Untuk mengetahui pengaruh suplementasi ekstrak daun katuk yang diberikan melalui air minum terhadap ukuran ovarium, oviduk dan tampilan produksi telur ayam Burgo betina sebagai salah satu upaya mendapatkan informasi dasar fisiologi reproduksinya.
BAB II
PEMBAHASAN
Ayam Burgo merupakan salah satu plasma nutfah Indonesia yang perlu mendapat perhatian dari banyak pihak yang berkepentingan. Sebagai ayam buras lokal, selain karena menyimpan potensi sebagai ayam hias (fancy fowl) (Putranto et al., 2010a, b), unggas ini juga memiliki potensi untuk dikembangkan sebagai penghasil telur (Putranto, 2011b). Tetapi sayang sekali, hingga saat ini sistem budidaya dan upaya pembibitan belum diketahui secara pasti apalagi ditunjang oleh fakta bahwa pemeliharaan ayam Burgo masih menggunakan sistem backyard farming. Diharapkan dengan semakin banyaknya publikasi ilmiah dan studi tentang ayam Burgo yang telah dilakukan oleh berbagai pihak akan dapat semakin menempatkan eksistensi ayam Burgo sebagai salah satu plasma nutfah penting Indonesia bahkan di dunia.

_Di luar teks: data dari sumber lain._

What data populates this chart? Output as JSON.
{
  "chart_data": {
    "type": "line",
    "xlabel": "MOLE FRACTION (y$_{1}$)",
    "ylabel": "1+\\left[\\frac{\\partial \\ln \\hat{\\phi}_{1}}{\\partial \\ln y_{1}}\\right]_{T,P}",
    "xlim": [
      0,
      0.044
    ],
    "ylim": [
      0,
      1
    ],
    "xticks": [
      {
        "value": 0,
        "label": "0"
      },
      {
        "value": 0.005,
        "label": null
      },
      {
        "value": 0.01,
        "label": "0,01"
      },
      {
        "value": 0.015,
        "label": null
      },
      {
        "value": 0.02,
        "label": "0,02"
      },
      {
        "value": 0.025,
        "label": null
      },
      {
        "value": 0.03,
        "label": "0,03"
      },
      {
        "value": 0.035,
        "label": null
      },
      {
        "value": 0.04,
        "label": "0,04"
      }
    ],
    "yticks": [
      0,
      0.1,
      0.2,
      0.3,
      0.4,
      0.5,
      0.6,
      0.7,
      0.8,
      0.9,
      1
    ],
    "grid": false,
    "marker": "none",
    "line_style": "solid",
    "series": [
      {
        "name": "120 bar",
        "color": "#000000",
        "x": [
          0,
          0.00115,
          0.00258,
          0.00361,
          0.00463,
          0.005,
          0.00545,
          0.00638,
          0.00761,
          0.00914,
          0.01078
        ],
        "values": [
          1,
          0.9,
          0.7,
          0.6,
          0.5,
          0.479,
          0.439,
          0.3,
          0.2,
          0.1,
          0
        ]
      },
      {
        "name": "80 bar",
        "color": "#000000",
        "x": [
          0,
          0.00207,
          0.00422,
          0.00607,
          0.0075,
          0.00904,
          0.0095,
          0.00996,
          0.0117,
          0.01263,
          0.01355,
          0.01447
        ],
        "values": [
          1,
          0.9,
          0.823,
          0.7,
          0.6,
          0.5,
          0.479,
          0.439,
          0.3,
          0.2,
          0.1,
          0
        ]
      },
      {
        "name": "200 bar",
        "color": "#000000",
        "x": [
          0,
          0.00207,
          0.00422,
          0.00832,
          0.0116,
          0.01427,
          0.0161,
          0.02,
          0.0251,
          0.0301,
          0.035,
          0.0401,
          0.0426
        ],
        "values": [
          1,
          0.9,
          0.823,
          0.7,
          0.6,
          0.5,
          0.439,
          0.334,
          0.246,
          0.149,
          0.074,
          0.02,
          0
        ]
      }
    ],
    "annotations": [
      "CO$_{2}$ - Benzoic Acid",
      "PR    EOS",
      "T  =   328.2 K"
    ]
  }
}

Ayam Burgo adalah ayam crossbreed antara ayam hutan merah jantan (Gallus gallus) dan ayam buras betina (Setianto, 2009; Warnoto ,2001). Memiliki ciri spesifik pada jantan dan betinanya yaitu pada bagian cuping telinga memiliki ukuran yang lebar dan berwarna putih. Ditambahkan oleh Setianto (2009), warna putih pada cuping telinga biasanya dijadikan sebagai salah satu kriteria H3: suplementasi ekstrak daun katuk dalam air minum aras 18 gr/ekor/hari. terhadap keaslian genetiknya. Bentuk tubuh ayam Burgo relatif kecil dibandingkan ayam buras lain pada umumnya, tetapi relatif lebih besar dari ayam hutan merah dan mempunyai warna kaki abu–abu (Warnoto, 2001).
Ayam Burgo betina dalam studi ini mendapatkan perlakuan suplementasi ekstrak daun katuk dalam 4 aras yaitu nonsuplementasi, 9, 18 dan 27 gr/ekor/hari yang diprediksi dapat mempengaruhi ukuran organ reproduksi betina dan tampilan produksi telurnya. Organ reproduksi betina berupa ovarium dan oviduk memiliki peranan penting dalam proses reproduksi dan produksi telur. Ovarium merupakan bagian utama organ reproduksi yang berfungsi sebagai penghasil folikel atau ovum. Telah diketahui pula bahwa ovarium merupakan tempat sintesis hormon steroid seksual, gametosis dan perkembangan serta pemasakan kuning telur (folikel) (Yuwanta, 2010). Dijelaskan lebih lanjut bahwa ovarium berbentuk seperti buah anggur terletak pada rongga perut berdekatan dengan ginjal sebelah kiri dan bergantung pada ligamentum meso-ovarium. Ovarium terbagi dalam dua bagian, yaitu cortex pada bagian luar dan medulla pada bagian dalam. Cortex mengandung folikel dan pada folikel terdapat sel–sel telur.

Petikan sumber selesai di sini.